On Being (Totally) Honest with Our Congregants

I just started reading Bishop John Shelby Spong’s Jesus for the Non-Religious, and this quote from the first chapter really struck me:

Critical Biblical scholarship, having now passed through several generations, forms the frame of reference in which the Christian academy works, dramatically separating the Bible from the assumptions held by the average pew-sitters in our various churches. Yet clergy, trained for the most part in the academy, seem to join a conspiracy of silence to suppress this knowledge, fearful that if that average pew-sitter learned the content of the real debate, his or her faith would be destroyed- and with it, more importantly, his or her support for institutional Christianity.

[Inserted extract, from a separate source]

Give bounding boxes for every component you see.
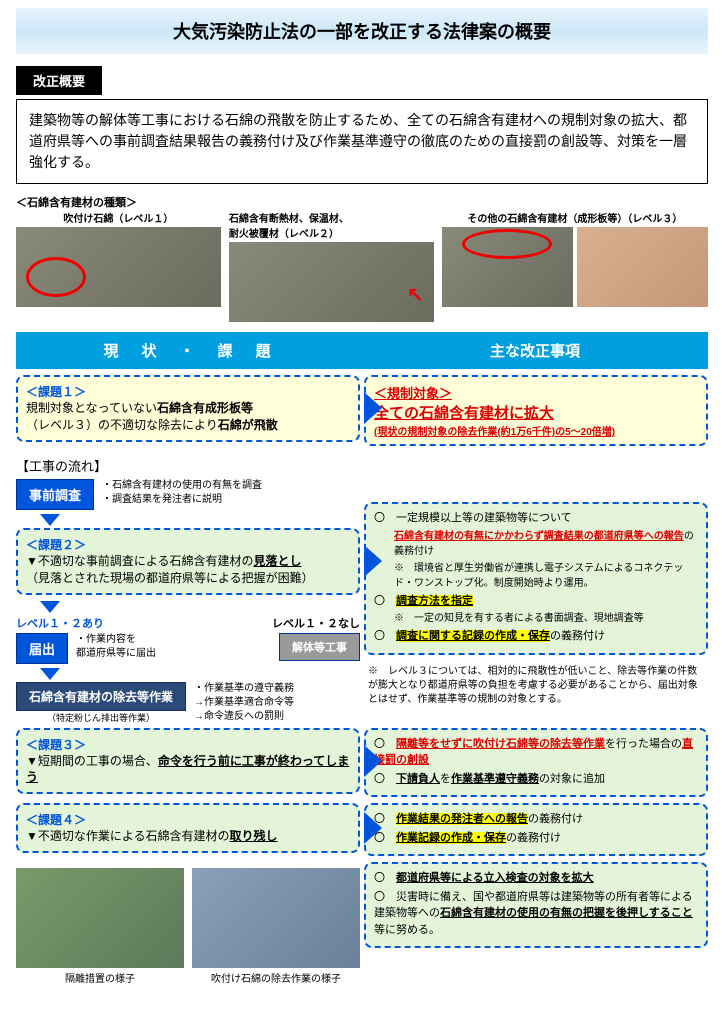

jesus for the nonreligiousBishop Spong really gets a one of the things that drives me towards ministry and Biblical scholarship. It drives me absolutely crazy that ministers go to seminary, and spend years getting MDivs and Doctorates and learning so much great theology and scholarship, and then when they get placed with a congregation, they bring almost none of it with them.

This has always been something that bugged me since I get back into church six years ago. As I studied and learned on my own, I always wondered why pastors never seemed to bring challenging, scholarly stuff in, stuff I knew they had learned and believed and trusted.

I resolved, when I felt a calling in my own life, that I would never fail to share what I learned in seminary with the congregants I serve. Even if it was uncomfortable and challenging and hard, even if it meant a church and I needed to part ways, I never want to sugarcoat or lie hold things back or lie. I never want to compromise my own belief and theology and faith for the sake of not making waves. If I believe that stuff I learn to be true, then I have an obligation to share it and stand up for it.

And it’s not just a hard-nosed or stubborn opinion of mine. I have too much respect for and trust in my future congregants, in their honesty and intelligence and good will, that I don’t want to lie to them, or take it easy on them. I want to challenge them, to make them think and disagree and debate, because that’s what I want, and that’s what people deserve. They deserve the truth, and they deserve to contemplate and accept or reject new ideas on their own, instead of at my discretion. They deserve a religious leader who will engage honestly and intellectually with them, no matter what.

That’s something I admire about Bishop Spong. And that’s why I really couldn’t agree more with his point here.